Scaroni adiantou também que a situação na Galp deverá conhecer desenvolvimentos dentro de “três a cinco anos”, indicando portanto que pretende cumprir o acordo parassocial entre os accionistas, que determina que até fim de 2010 não pode ser alterada a estrutura accionista da Amorim Energia, “holding” participada por capitais angolanos que tem outros 33,4 por cento da empresa.

A Sonangol tem uma participação de 45 por cento na Amorim Energia, (titulada por uma entidade offshore, “Esperanza”), enquanto o grupo Amorim, a Caixa Galicia e duas entidades “offshore” anónimas têm os restantes 55 por cento.

A ENI é considerada uma aliada potencial da Sonangol, dado que tem antigos interesses na exploração de petróleo em Angola; já depois da entrada da Sonangol na Galp foi atribuída à Agip uma nova participação na exploração de petróleo em Angola.

De acordo com a imprensa portuguesa, a notícia da disponibilidade da ENI em vender a sua participação foi recebida com surpresa pelo governo português e pela Amorim Energia, enquanto que a Sonangol ainda não se pronunciou.

O Diário Económico escrevia que a ENI sempre manteve um relacionamento difícil com os restantes accionistas, mesmo depois do período de acalmia alcançado com a assinatura do acordo parassocial.

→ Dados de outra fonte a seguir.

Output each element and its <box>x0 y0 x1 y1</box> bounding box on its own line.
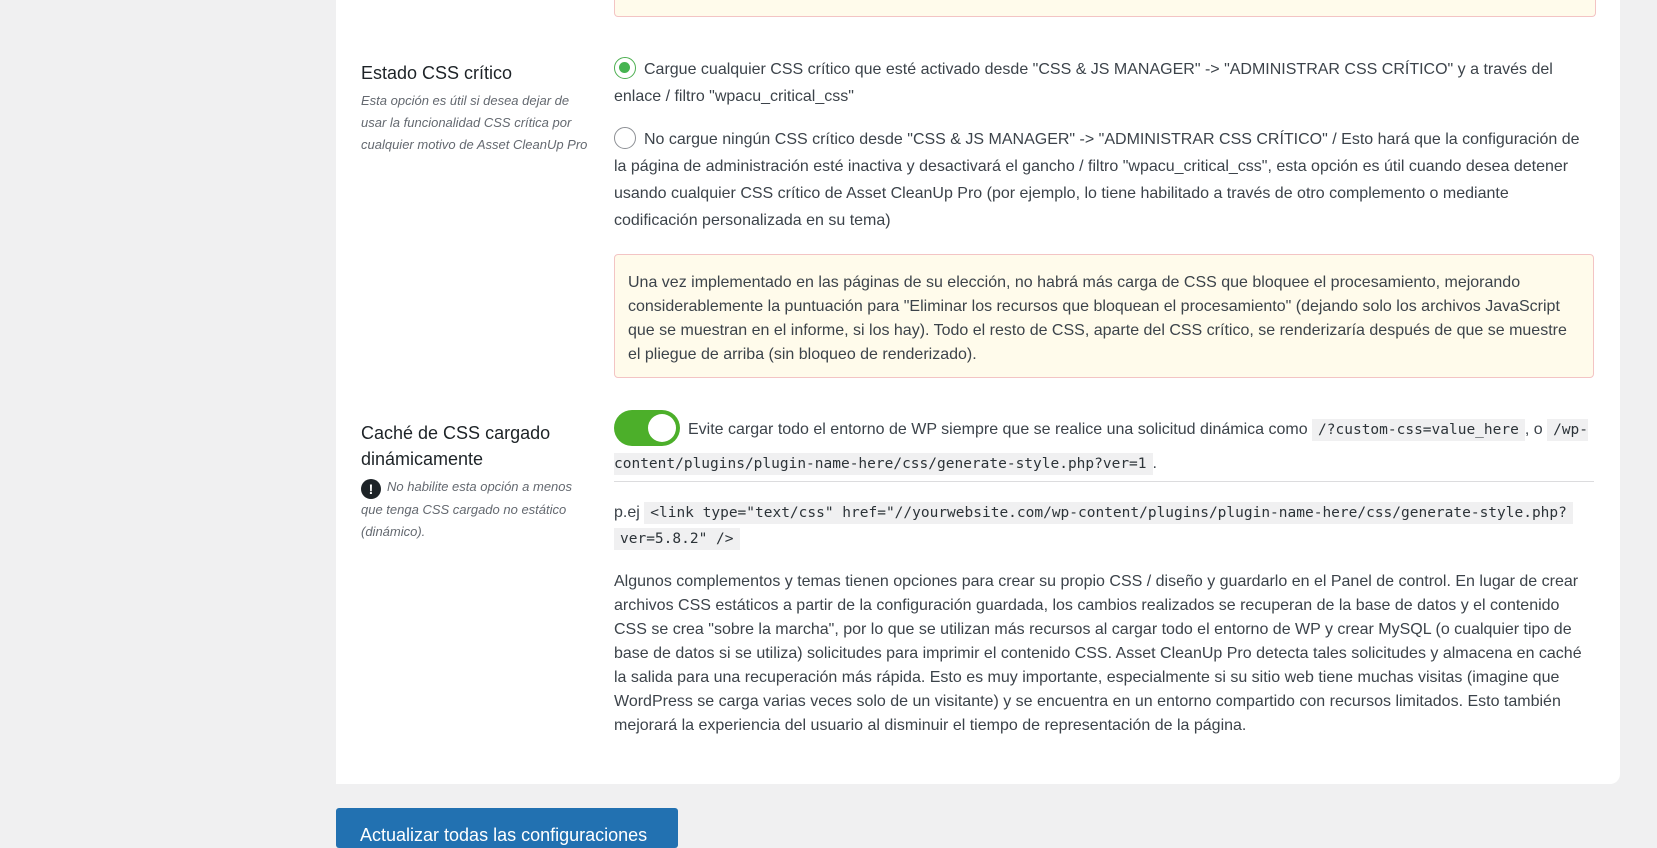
code-separator: , o <box>1524 421 1543 438</box>
divider <box>614 481 1594 482</box>
notice-text: Una vez implementado en las páginas de s… <box>628 274 1567 363</box>
example-block: p.ej <link type="text/css" href="//yourw… <box>614 500 1594 552</box>
critical-css-options: Cargue cualquier CSS crítico que esté ac… <box>614 56 1594 110</box>
option-load-label: Cargue cualquier CSS crítico que esté ac… <box>614 61 1553 105</box>
example-prefix: p.ej <box>614 504 640 521</box>
dynamic-css-explanation: Algunos complementos y temas tienen opci… <box>614 573 1582 734</box>
example-code-line-2: ver=5.8.2" /> <box>614 528 740 550</box>
example-code-line-1: <link type="text/css" href="//yourwebsit… <box>644 502 1573 524</box>
critical-css-description: Esta opción es útil si desea dejar de us… <box>361 93 588 152</box>
dynamic-css-toggle-row: Evite cargar todo el entorno de WP siemp… <box>614 410 1594 481</box>
dynamic-css-toggle[interactable] <box>614 410 680 446</box>
dynamic-css-label: Caché de CSS cargado dinámicamente ! No h… <box>361 420 591 543</box>
code-end: . <box>1152 455 1157 472</box>
dynamic-css-title: Caché de CSS cargado dinámicamente <box>361 423 551 469</box>
toggle-text: Evite cargar todo el entorno de WP siemp… <box>688 421 1308 438</box>
warning-text: No habilite esta opción a menos que teng… <box>361 479 573 539</box>
option-no-load-label: No cargue ningún CSS crítico desde "CSS … <box>614 131 1580 229</box>
previous-notice-box <box>614 0 1596 17</box>
critical-css-title: Estado CSS crítico <box>361 63 513 83</box>
warning-icon: ! <box>361 479 381 499</box>
update-all-settings-button[interactable]: Actualizar todas las configuraciones <box>336 808 678 848</box>
dynamic-css-warning: ! No habilite esta opción a menos que ten… <box>361 476 591 543</box>
option-no-load-critical-css[interactable]: No cargue ningún CSS crítico desde "CSS … <box>614 126 1594 234</box>
code-custom-css: /?custom-css=value_here <box>1312 419 1525 441</box>
radio-load-critical-css[interactable] <box>614 57 636 79</box>
option-load-critical-css[interactable]: Cargue cualquier CSS crítico que esté ac… <box>614 56 1594 110</box>
toggle-knob <box>648 414 676 442</box>
critical-css-label: Estado CSS crítico Esta opción es útil s… <box>361 60 591 156</box>
radio-no-load-critical-css[interactable] <box>614 127 636 149</box>
critical-css-notice: Una vez implementado en las páginas de s… <box>614 254 1594 378</box>
critical-css-option-2: No cargue ningún CSS crítico desde "CSS … <box>614 126 1594 234</box>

Afirmava ainda que Américo Amorim tem tornado público o seu interesse em reforçar o poder da Sonangol na estrutura accionista e de ensaiar uma aproximação aos russos da Gazprom, eventualmente com uma entrada no capital.

Mas, de acordo com analistas de mercado, não deverão faltar interessados na petrolífera portuguesa, tendo em conta sobretudo as suas participações na exploração de petróleo em Angola e Brasil, altamente valorizadas na actual conjuntura do mercado.

“O interesse das grandes petrolíferas não é só comprar reservas mas também ter controlo de decisão e operacional sobre o seu desenvolvimento”, afirmou ao diário português Rui Amendoeira, especialista em questões energéticas e advogado da Miranda Correia, Amendoeira & Associados.

Particularmente interessantes são actualmente as participações no poços de Tupi e Jupiter, no Brasil, que a Galp explora em parceria com a brasileira Petrobras.

Quanto à venda da participação do Estado Português (sete por cento), será feita numa operação pública de venda destinada a investidores institucionais e deverá render perto de mil milhões de euros.

Em 2006, a oferta pública inicial da Galp Energia resultou num encaixe de 1100 milhões de euros, através da alienação de 23% do capital da petrolífera, tendo cada acção um valor de 5,81 euros.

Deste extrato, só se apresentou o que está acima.